The Wake #3 Review: It’s Mer-MAN!

** SPOILERS. MS. RUINER IF YOU’RE NASTY **

WKE_Cv3_varScott Snyder can write one hell of a thriller. The first two issues were full of suspense and surprisingly sincere character development, while The Wake #3 is all about the first in a series of horrible events set to transpire at the bottom of the ocean. Humanity knows more about space than we do about the depths of the ocean, and Snyder plays to our fear of the unknown spectacularly.

POSITIVES

Scott Snyder and Sean Murphy are an incredible team. Murphy is able to perfectly convey all the tension and terror of being stuck miles under the ocean with a creature that has approximately ten different ways it can kill you without using any weapons.
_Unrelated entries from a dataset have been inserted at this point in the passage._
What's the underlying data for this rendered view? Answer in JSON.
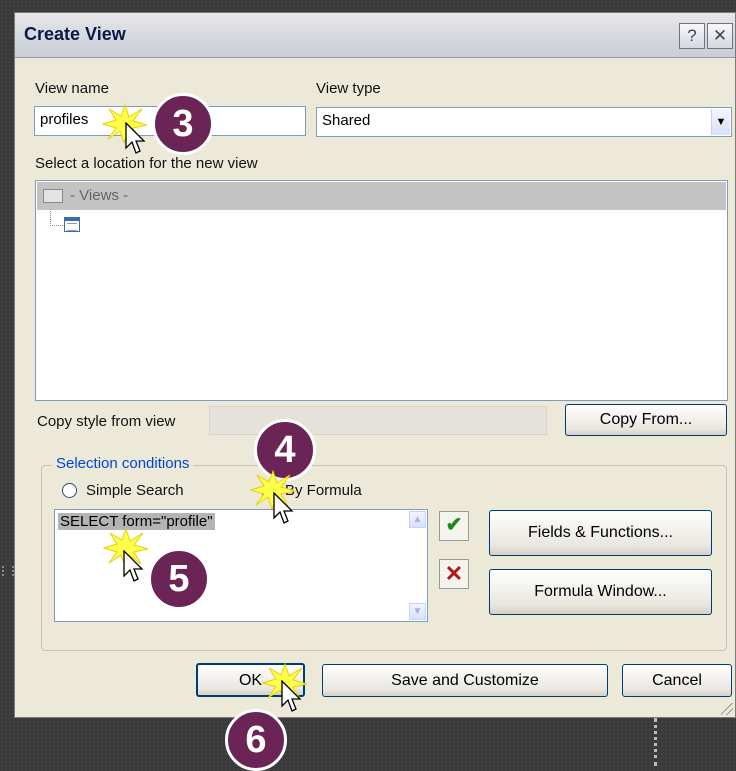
{
  "dialog": {
    "title": "Create View",
    "help_label": "?",
    "close_label": "✕"
  },
  "form": {
    "view_name_label": "View name",
    "view_name_value": "profiles",
    "view_type_label": "View type",
    "view_type_value": "Shared",
    "location_label": "Select a location for the new view",
    "tree_root": "- Views -",
    "copy_style_label": "Copy style from view",
    "copy_from_button": "Copy From..."
  },
  "selection": {
    "legend": "Selection conditions",
    "simple_search_label": "Simple Search",
    "by_formula_label": "By Formula",
    "selected_mode": "By Formula",
    "formula_text": "SELECT form=\"profile\"",
    "fields_functions_button": "Fields & Functions...",
    "formula_window_button": "Formula Window..."
  },
  "footer": {
    "ok_button": "OK",
    "save_customize_button": "Save and Customize",
    "cancel_button": "Cancel"
  },
  "step_badges": [
    "3",
    "4",
    "5",
    "6"
  ],
  "colors": {
    "badge": "#6b2456",
    "check": "#1a8a1a",
    "cross": "#b01818",
    "selection_highlight": "#b4b4b4"
  }
}
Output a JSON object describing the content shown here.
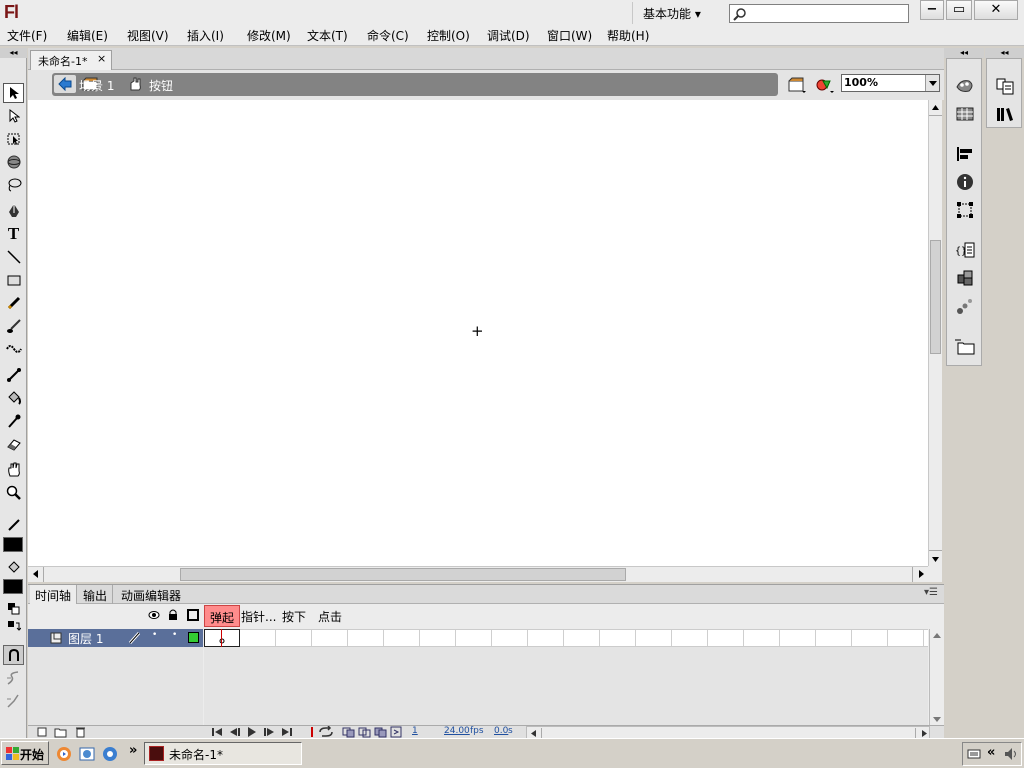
{
  "app": {
    "logo": "Fl",
    "workspace": "基本功能 ▾",
    "window_controls": [
      "−",
      "▭",
      "✕"
    ]
  },
  "menu": [
    "文件(F)",
    "编辑(E)",
    "视图(V)",
    "插入(I)",
    "修改(M)",
    "文本(T)",
    "命令(C)",
    "控制(O)",
    "调试(D)",
    "窗口(W)",
    "帮助(H)"
  ],
  "document": {
    "tab_label": "未命名-1*",
    "close": "×"
  },
  "editbar": {
    "scene_label": "场景 1",
    "symbol_label": "按钮",
    "zoom": "100%"
  },
  "stage": {
    "registration_mark": "+"
  },
  "panel_tabs": [
    "时间轴",
    "输出",
    "动画编辑器"
  ],
  "timeline": {
    "frame_labels": [
      "弹起",
      "指针...",
      "按下",
      "点击"
    ],
    "layer_name": "图层 1",
    "status": {
      "frame": "1",
      "fps": "24.00",
      "fps_unit": "fps",
      "time": "0.0",
      "time_unit": "s"
    }
  },
  "taskbar": {
    "start_label": "开始",
    "window_item": "未命名-1*",
    "chevron": "»"
  },
  "colors": {
    "stroke": "#000000",
    "fill": "#000000",
    "active_frame_label_bg": "#ff8c8c",
    "playhead": "#cc0000",
    "layer_row_bg": "#5a6f9a",
    "layer_color": "#33cc33"
  }
}
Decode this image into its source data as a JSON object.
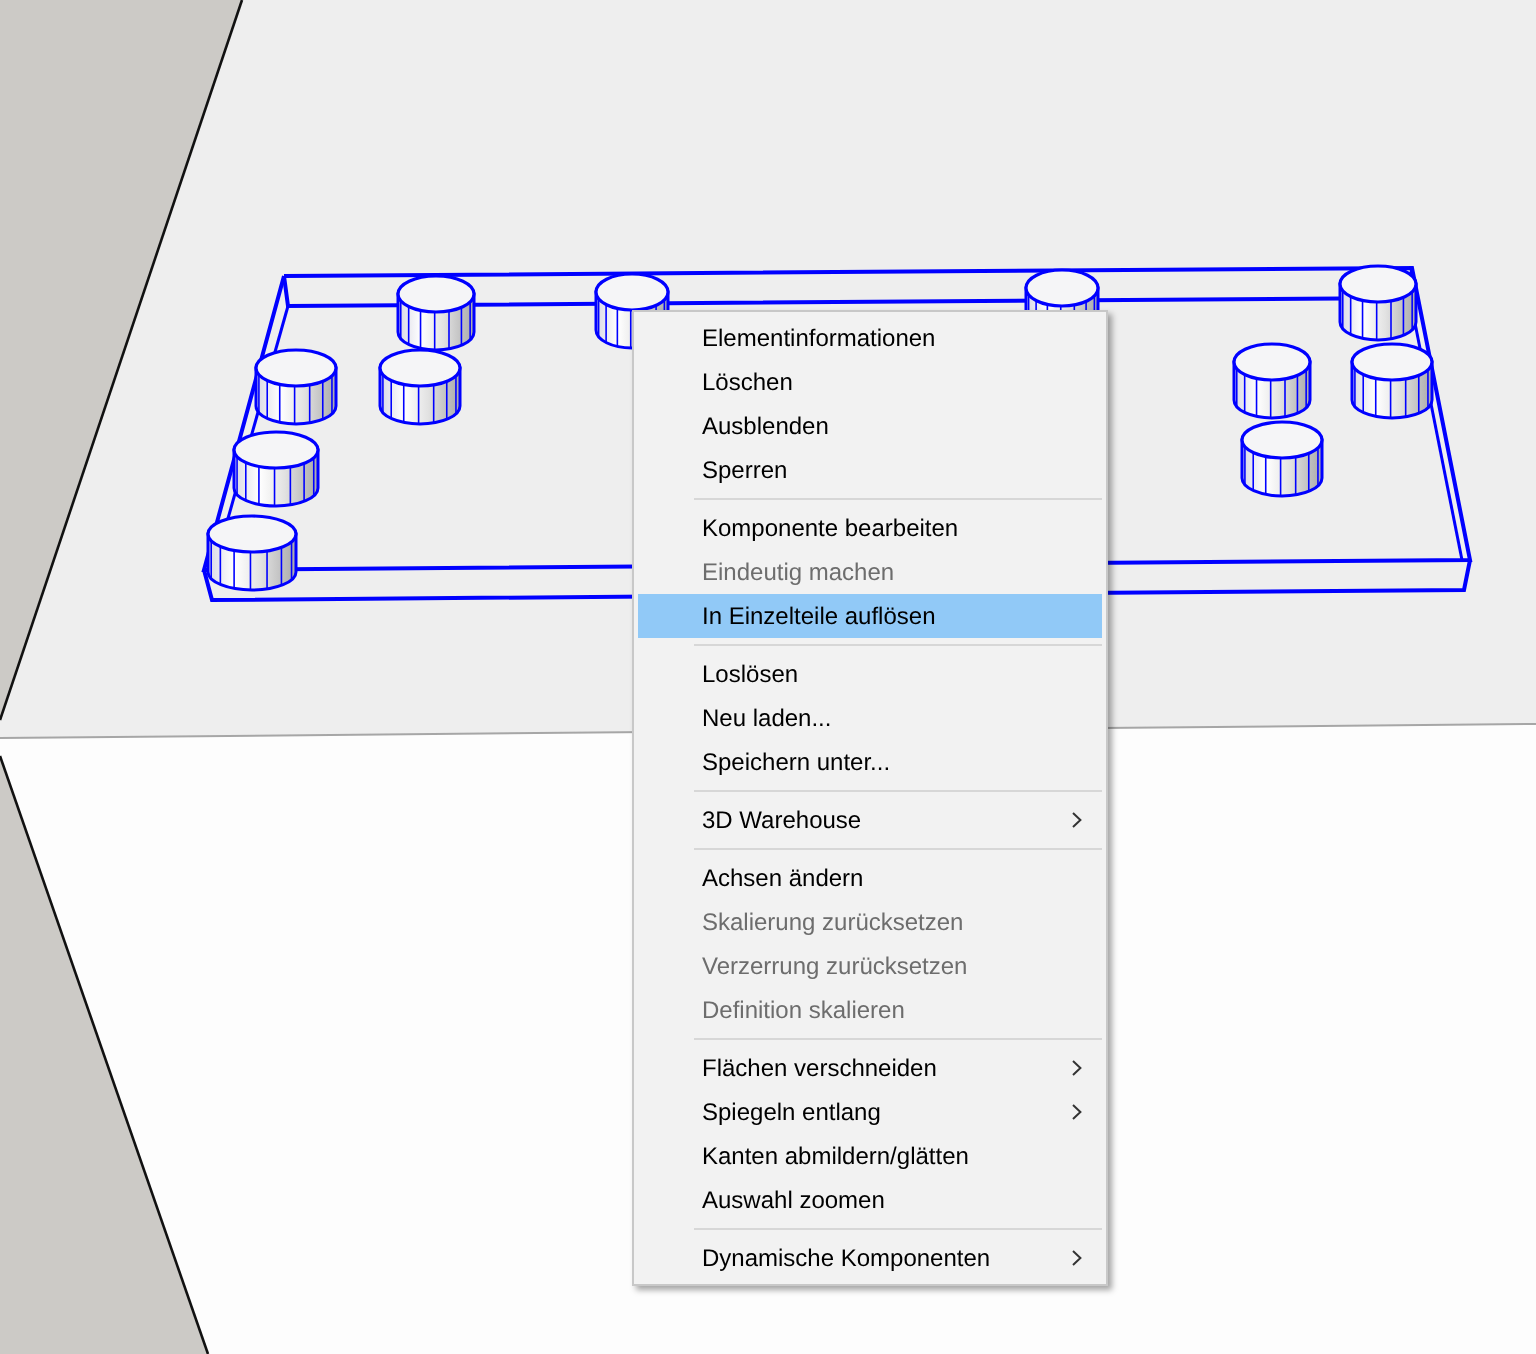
{
  "model": {
    "selected": true
  },
  "context_menu": {
    "groups": [
      {
        "items": [
          {
            "label": "Elementinformationen",
            "disabled": false,
            "selected": false,
            "submenu": false
          },
          {
            "label": "Löschen",
            "disabled": false,
            "selected": false,
            "submenu": false
          },
          {
            "label": "Ausblenden",
            "disabled": false,
            "selected": false,
            "submenu": false
          },
          {
            "label": "Sperren",
            "disabled": false,
            "selected": false,
            "submenu": false
          }
        ]
      },
      {
        "items": [
          {
            "label": "Komponente bearbeiten",
            "disabled": false,
            "selected": false,
            "submenu": false
          },
          {
            "label": "Eindeutig machen",
            "disabled": true,
            "selected": false,
            "submenu": false
          },
          {
            "label": "In Einzelteile auflösen",
            "disabled": false,
            "selected": true,
            "submenu": false
          }
        ]
      },
      {
        "items": [
          {
            "label": "Loslösen",
            "disabled": false,
            "selected": false,
            "submenu": false
          },
          {
            "label": "Neu laden...",
            "disabled": false,
            "selected": false,
            "submenu": false
          },
          {
            "label": "Speichern unter...",
            "disabled": false,
            "selected": false,
            "submenu": false
          }
        ]
      },
      {
        "items": [
          {
            "label": "3D Warehouse",
            "disabled": false,
            "selected": false,
            "submenu": true
          }
        ]
      },
      {
        "items": [
          {
            "label": "Achsen ändern",
            "disabled": false,
            "selected": false,
            "submenu": false
          },
          {
            "label": "Skalierung zurücksetzen",
            "disabled": true,
            "selected": false,
            "submenu": false
          },
          {
            "label": "Verzerrung zurücksetzen",
            "disabled": true,
            "selected": false,
            "submenu": false
          },
          {
            "label": "Definition skalieren",
            "disabled": true,
            "selected": false,
            "submenu": false
          }
        ]
      },
      {
        "items": [
          {
            "label": "Flächen verschneiden",
            "disabled": false,
            "selected": false,
            "submenu": true
          },
          {
            "label": "Spiegeln entlang",
            "disabled": false,
            "selected": false,
            "submenu": true
          },
          {
            "label": "Kanten abmildern/glätten",
            "disabled": false,
            "selected": false,
            "submenu": false
          },
          {
            "label": "Auswahl zoomen",
            "disabled": false,
            "selected": false,
            "submenu": false
          }
        ]
      },
      {
        "items": [
          {
            "label": "Dynamische Komponenten",
            "disabled": false,
            "selected": false,
            "submenu": true
          }
        ]
      }
    ]
  }
}
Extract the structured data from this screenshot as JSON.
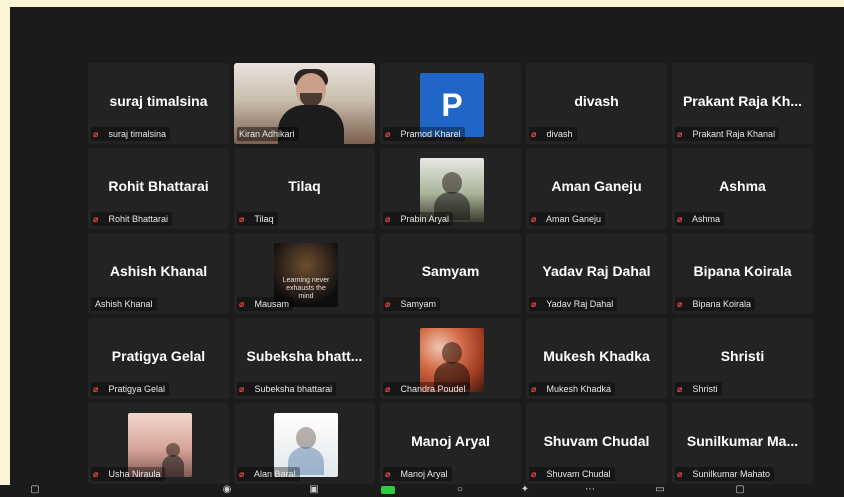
{
  "participants": [
    {
      "display": "suraj timalsina",
      "label": "suraj timalsina",
      "muted": true
    },
    {
      "display": "",
      "label": "Kiran Adhikari",
      "muted": false,
      "video": true,
      "active": true
    },
    {
      "display": "",
      "label": "Pramod Kharel",
      "muted": true,
      "avatar": "P"
    },
    {
      "display": "divash",
      "label": "divash",
      "muted": true
    },
    {
      "display": "Prakant Raja Kh...",
      "label": "Prakant Raja Khanal",
      "muted": true
    },
    {
      "display": "Rohit Bhattarai",
      "label": "Rohit Bhattarai",
      "muted": true
    },
    {
      "display": "Tilaq",
      "label": "Tilaq",
      "muted": true
    },
    {
      "display": "",
      "label": "Prabin Aryal",
      "muted": true,
      "photo": "photo-1"
    },
    {
      "display": "Aman Ganeju",
      "label": "Aman Ganeju",
      "muted": true
    },
    {
      "display": "Ashma",
      "label": "Ashma",
      "muted": true
    },
    {
      "display": "Ashish Khanal",
      "label": "Ashish Khanal",
      "muted": false
    },
    {
      "display": "",
      "label": "Mausam",
      "muted": true,
      "photo": "photo-2",
      "caption": "Learning never exhausts the mind"
    },
    {
      "display": "Samyam",
      "label": "Samyam",
      "muted": true
    },
    {
      "display": "Yadav Raj Dahal",
      "label": "Yadav Raj Dahal",
      "muted": true
    },
    {
      "display": "Bipana Koirala",
      "label": "Bipana Koirala",
      "muted": true
    },
    {
      "display": "Pratigya Gelal",
      "label": "Pratigya Gelal",
      "muted": true
    },
    {
      "display": "Subeksha bhatt...",
      "label": "Subeksha bhattarai",
      "muted": true
    },
    {
      "display": "",
      "label": "Chandra Poudel",
      "muted": true,
      "photo": "photo-3"
    },
    {
      "display": "Mukesh Khadka",
      "label": "Mukesh Khadka",
      "muted": true
    },
    {
      "display": "Shristi",
      "label": "Shristi",
      "muted": true
    },
    {
      "display": "",
      "label": "Usha Niraula",
      "muted": true,
      "photo": "photo-4"
    },
    {
      "display": "",
      "label": "Alan Baral",
      "muted": true,
      "photo": "photo-5"
    },
    {
      "display": "Manoj Aryal",
      "label": "Manoj Aryal",
      "muted": true
    },
    {
      "display": "Shuvam Chudal",
      "label": "Shuvam Chudal",
      "muted": true
    },
    {
      "display": "Sunilkumar Ma...",
      "label": "Sunilkumar Mahato",
      "muted": true
    }
  ],
  "icons": {
    "mic_muted": "mic-muted-icon"
  },
  "colors": {
    "active_border": "#b6e04a",
    "muted_mic": "#ff4b4b",
    "tile_bg": "#232323",
    "frame_bg": "#1b1b1b"
  }
}
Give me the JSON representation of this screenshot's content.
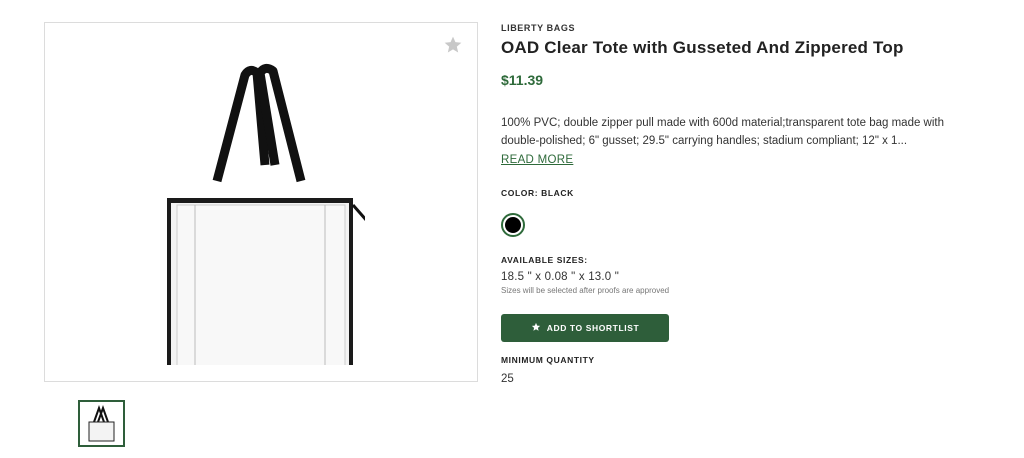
{
  "product": {
    "brand": "LIBERTY BAGS",
    "title": "OAD Clear Tote with Gusseted And Zippered Top",
    "price": "$11.39",
    "description": "100% PVC; double zipper pull made with 600d material;transparent tote bag made with double-polished; 6\" gusset; 29.5\" carrying handles; stadium compliant; 12\" x 1...",
    "read_more": "READ MORE",
    "color_label": "COLOR: BLACK",
    "color_swatch": "#000000",
    "sizes_label": "AVAILABLE SIZES:",
    "size_value": "18.5 \" x 0.08 \" x 13.0 \"",
    "size_note": "Sizes will be selected after proofs are approved",
    "shortlist_label": "ADD TO SHORTLIST",
    "min_qty_label": "MINIMUM QUANTITY",
    "min_qty_value": "25"
  },
  "colors": {
    "accent": "#2e6a3a",
    "button": "#2e5e3a"
  },
  "icons": {
    "favorite": "star-icon",
    "shortlist": "star-icon"
  }
}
Murphy’s line-tastic style plays well with Snyder’s frantic tone and makes it even scarier.

The mermaid—because at this point there’s no better name for it—is one of the scariest enemies I’ve read in a long, long time, and it’s not even trying to enslave humanity, rip open the cosmos, or unleash a ravenous horde upon the stars. Snyder knows a simple fact: people fear the unknown. The mermaid is completely unknown and totally terrifying because of it. The characters in The Wake treat it like an animal, but even that assumption is just that: an assumption. They could be far more advanced than humans and these characters would have no idea.

I am one of those people scared by deep water (I often had my brother play through water levels in video games due to this fear of something coming at me from any angle), yet I found myself unable to stop reading. My heart was racing. I was actually scared because this is a scenario I’ve thought about before—being stuck in a base underwater as it fills with water as something hunts me—but I wanted to know what happens next. That’s the mark of good storytelling; when a person who typically abstains from a certain style cannot put that style of book down.

NEGATIVES

My only real complaint is that so many characters die. This is a horror/thriller, so I expected some gruesome deaths along the way, but I’m already missing Meeks the overconfident hunter. Also, Cruz feels a bit all over the place, personality-wise. First he’s calm and collected, then he’s super intense, then he kind of rolls over. It’s hard to get a reading on him.

 

VERDICT: Rating44/5

 

The Wake is quickly becoming one of my favorite current titles. Each issue ramps up the thrills and the scare tactics leaving you terrified, but wanting more. Scott Snyder and Sean Murphy have created something special here. The characters feel genuine, the plot is fascinating, and the pacing is simply perfect.